Gerelateerde personen:- Eerste ondertekenaar: M.R.J. Rog, voorzitter van de vaste commissie voor Sociale Zaken en Werkgelegenheid (Ooit CDA kamerlid)
- Mede ondertekenaar: S. Kraaijenoord, adjunct-griffier
Onderdeel van zaak 2019Z10478:
- Indiener: W. Koolmees, minister van Sociale Zaken en Werkgelegenheid
- Volgcommissie: vaste commissie voor Europese Zaken
- Voortouwcommissie: vaste commissie voor Sociale Zaken en Werkgelegenheid
- 2019-05-28 16:30: Procedures en brieven (Procedurevergadering), vaste commissie voor Sociale Zaken en Werkgelegenheid
- 2019-05-29 14:05: Aansluitend: Regeling van werkzaamheden (Regeling van werkzaamheden), TK
- 2019-05-29 17:00: Toekomst van de sociale dimensie van de EU - 21501-31-527 (Inbreng schriftelijk overleg), vaste commissie voor Sociale Zaken en Werkgelegenheid
- 2019-06-04 14:00: Formele Raad Werkgelegenheid en Sociaal Beleid van 13 juni 2019 (Inbreng schriftelijk overleg), vaste commissie voor Sociale Zaken en Werkgelegenheid
- 2019-06-25 16:30: Procedures en brieven (Procedurevergadering), vaste commissie voor Sociale Zaken en Werkgelegenheid
- 2019-06-26 14:00: Formele Raad Werkgelegenheid en Sociaal Beleid van 8 juli 2019 (Inbreng schriftelijk overleg), vaste commissie voor Sociale Zaken en Werkgelegenheid
- 2020-09-02 13:45: Aanvang middagvergadering: Regeling van werkzaamheden (Regeling van werkzaamheden), TK
Preview document (🔗 origineel)
2019D22551 INBRENG VERSLAG VAN EEN SCHRIFTELIJK OVERLEG
Binnen de vaste commissie voor Sociale Zaken en Werkgelegenheid hebben enkele fracties de behoefte om enkele vragen en opmerkingen voor te leggen aan de Minister van Sociale Zaken en Werkgelegenheid over de brief Toekomst van de sociale dimensie van de EU (Kamerstuk 21 501-31, nr. 527).

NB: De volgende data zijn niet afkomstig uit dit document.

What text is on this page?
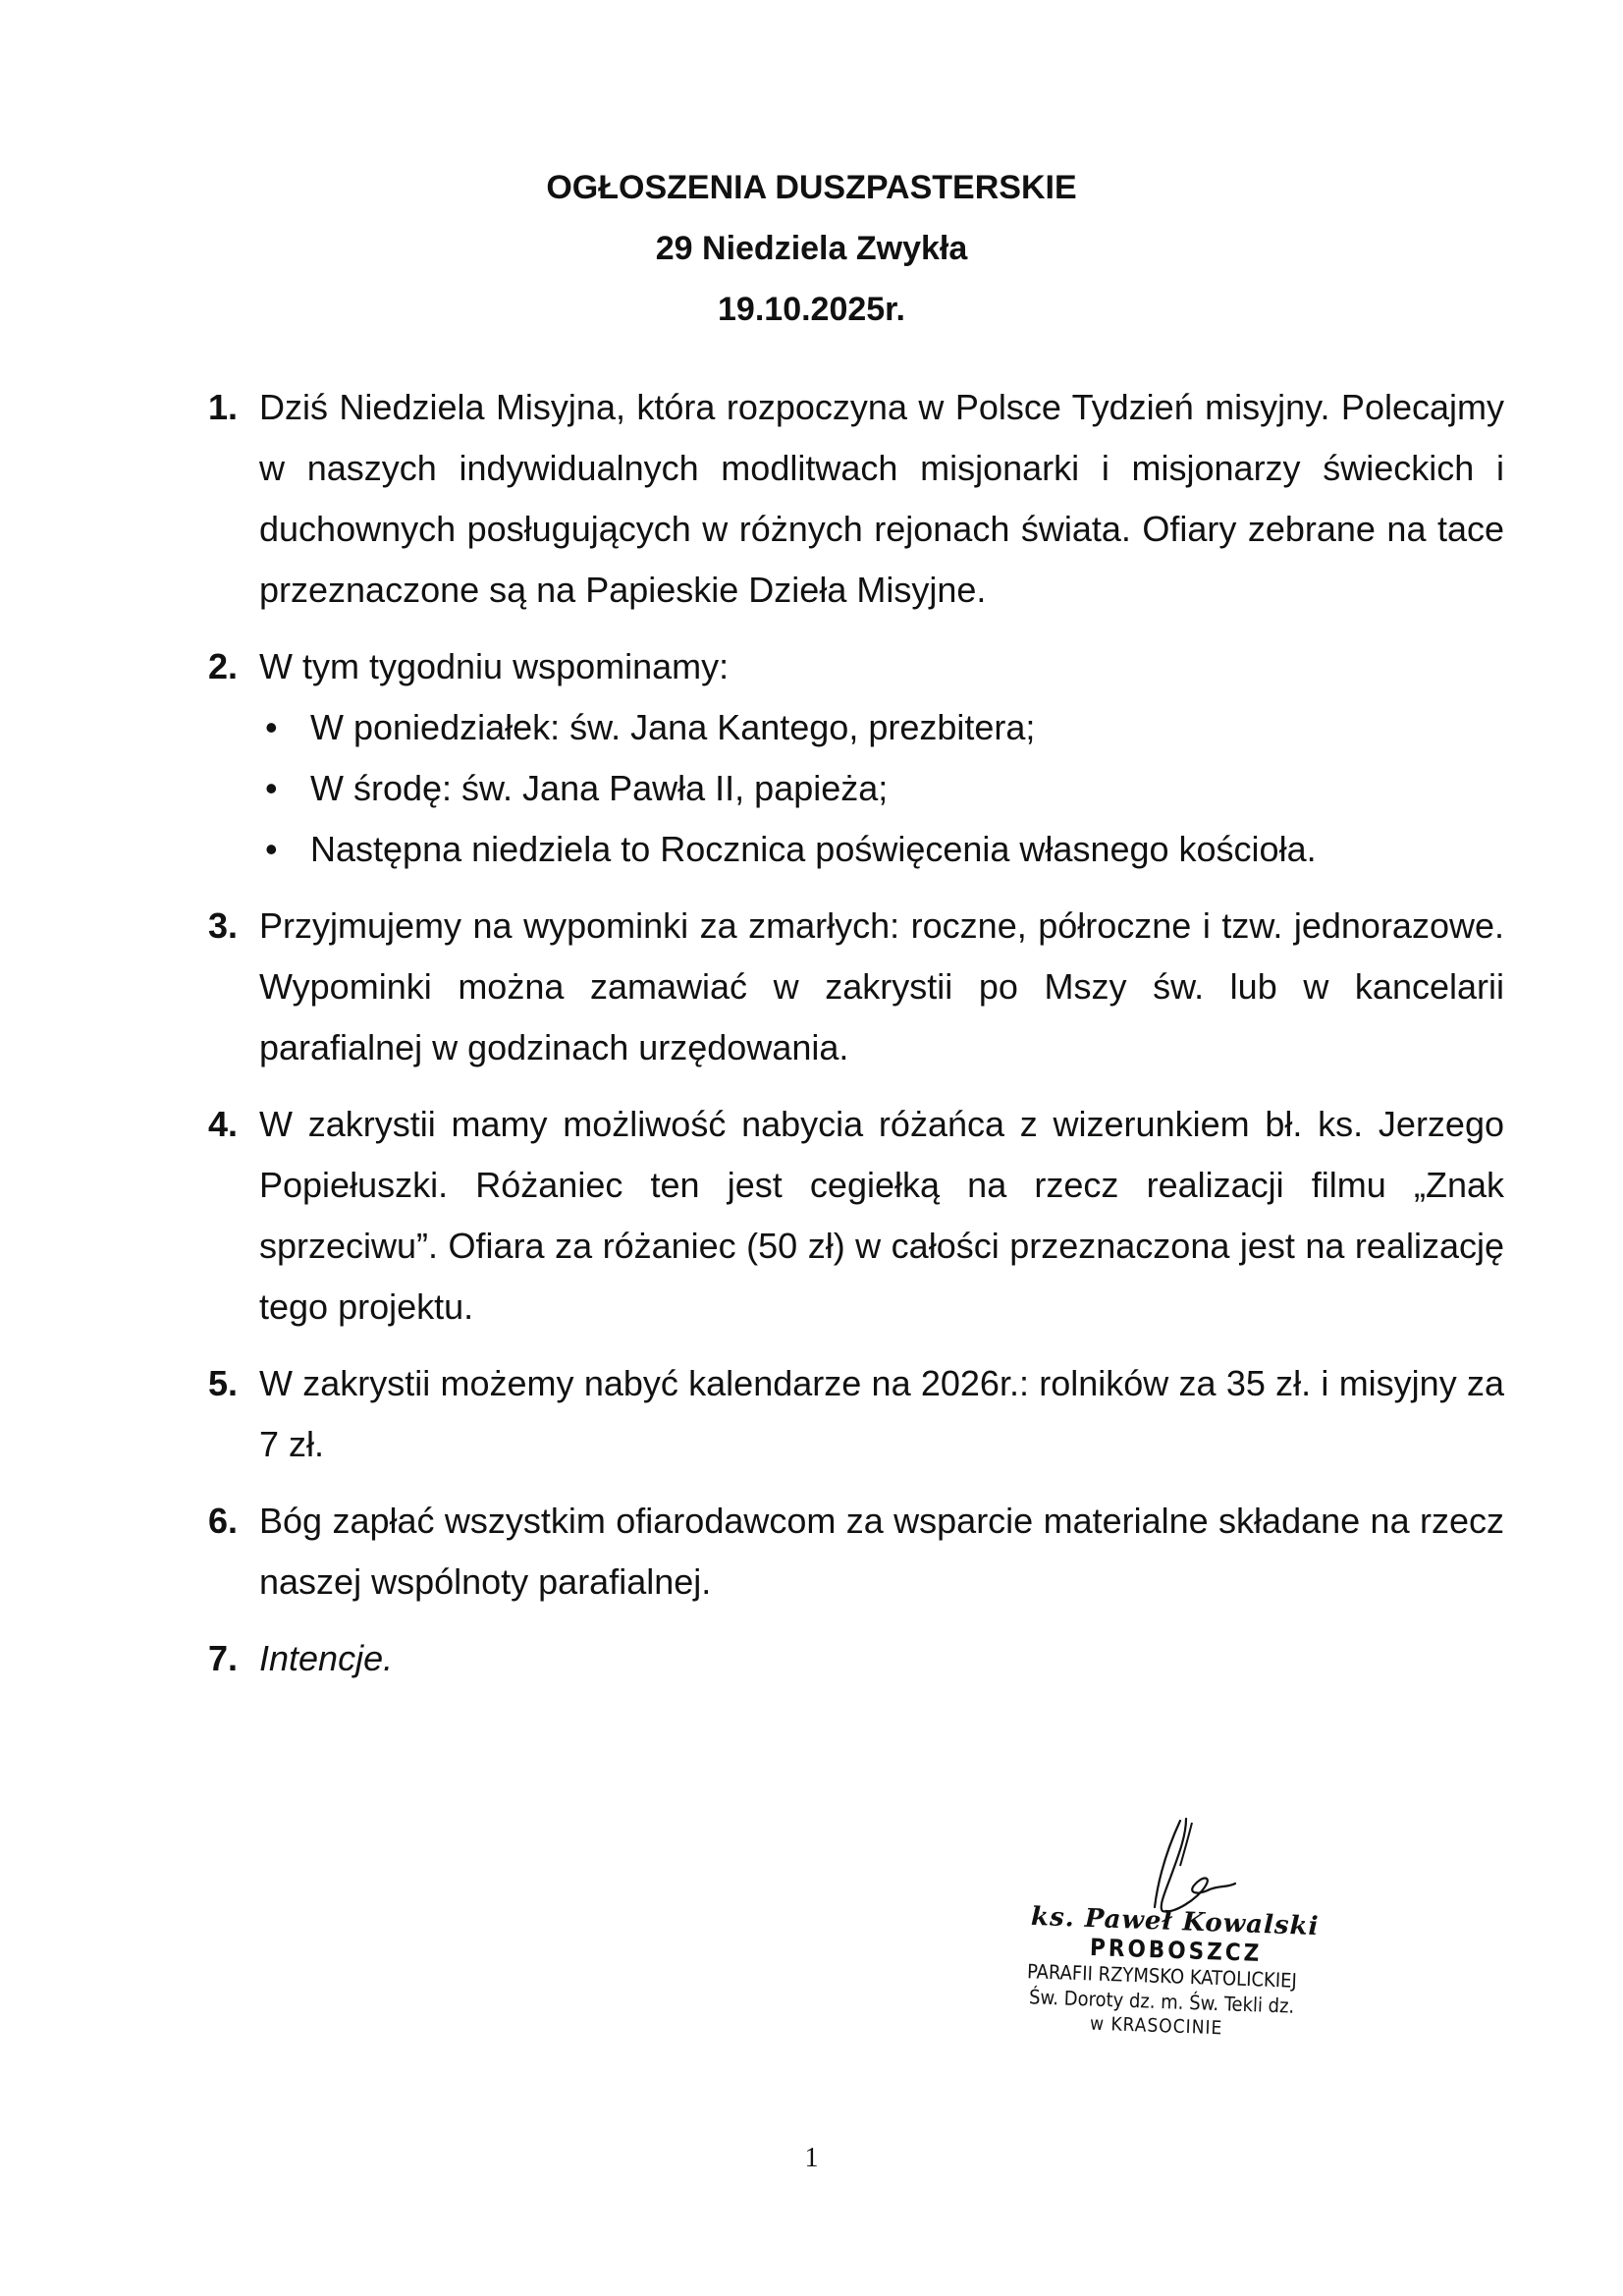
OGŁOSZENIA DUSZPASTERSKIE
29 Niedziela Zwykła
19.10.2025r.
1. Dziś Niedziela Misyjna, która rozpoczyna w Polsce Tydzień misyjny. Polecajmy w naszych indywidualnych modlitwach misjonarki i misjonarzy świeckich i duchownych posługujących w różnych rejonach świata. Ofiary zebrane na tace przeznaczone są na Papieskie Dzieła Misyjne.

2. W tym tygodniu wspominamy:

• W poniedziałek: św. Jana Kantego, prezbitera;
• W środę: św. Jana Pawła II, papieża;
• Następna niedziela to Rocznica poświęcenia własnego kościoła.
3. Przyjmujemy na wypominki za zmarłych: roczne, półroczne i tzw. jednorazowe. Wypominki można zamawiać w zakrystii po Mszy św. lub w kancelarii parafialnej w godzinach urzędowania.

4. W zakrystii mamy możliwość nabycia różańca z wizerunkiem bł. ks. Jerzego Popiełuszki. Różaniec ten jest cegiełką na rzecz realizacji filmu „Znak sprzeciwu”. Ofiara za różaniec (50 zł) w całości przeznaczona jest na realizację tego projektu.

5. W zakrystii możemy nabyć kalendarze na 2026r.: rolników za 35 zł. i misyjny za 7 zł.

6. Bóg zapłać wszystkim ofiarodawcom za wsparcie materialne składane na rzecz naszej wspólnoty parafialnej.

7. Intencje.

ks. Paweł Kowalski
PROBOSZCZ
PARAFII RZYMSKO KATOLICKIEJ
Św. Doroty dz. m. Św. Tekli dz.
w KRASOCINIE
1
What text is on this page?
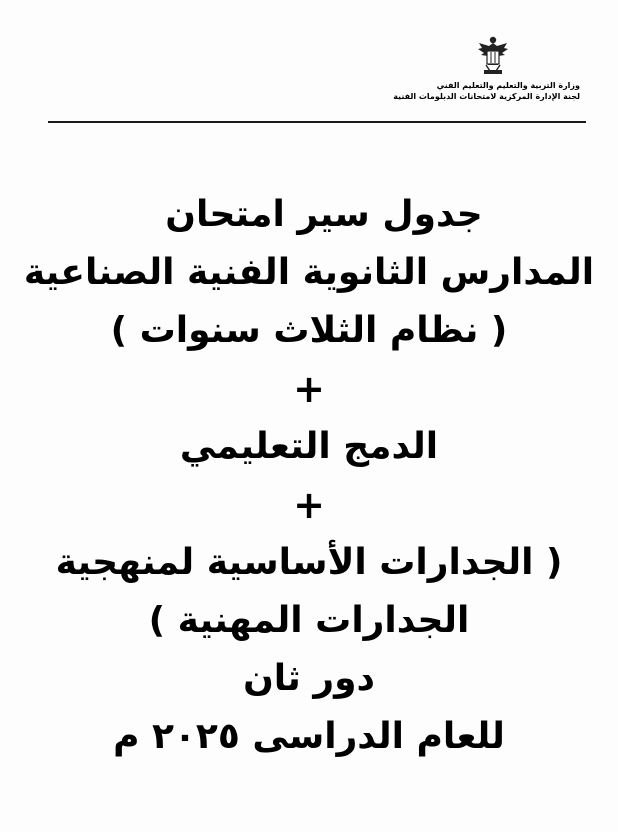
وزارة التربية والتعليم والتعليم الفني
لجنة الإدارة المركزية لامتحانات الدبلومات الفنية
جدول سير امتحان
المدارس الثانوية الفنية الصناعية
( نظام الثلاث سنوات )
+
الدمج التعليمي
+
( الجدارات الأساسية لمنهجية
الجدارات المهنية )
دور ثان
للعام الدراسى ٢٠٢٥ م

De voorzitter van de commissie,
Rog
Adjunct-griffier van de commissie,
Kraaijenoord
Inhoudsopgave
I. Vragen en opmerkingen vanuit de fracties
Vragen en opmerkingen van de leden van de VVD-fractie
Vragen en opmerkingen van de leden van de CDA-fractie
Vragen en opmerkingen van de leden van de D66-fractie
Vragen en opmerkingen van de leden van de SP-fractie
Vragen en opmerkingen van de leden van de 50PLUS-fractie
II. Antwoord / Reactie van de Minister
I. Vragen en opmerkingen vanuit de fracties
Vragen en opmerkingen van de leden van de VVD-fractie
De leden van de VVD-fractie danken de Minister voor de zienswijze van het kabinet op de toekomst van de sociale dimensie van de Europese Unie (hierna EU). Naar aanleiding van de zienswijze hebben deze leden nog enkele vragen.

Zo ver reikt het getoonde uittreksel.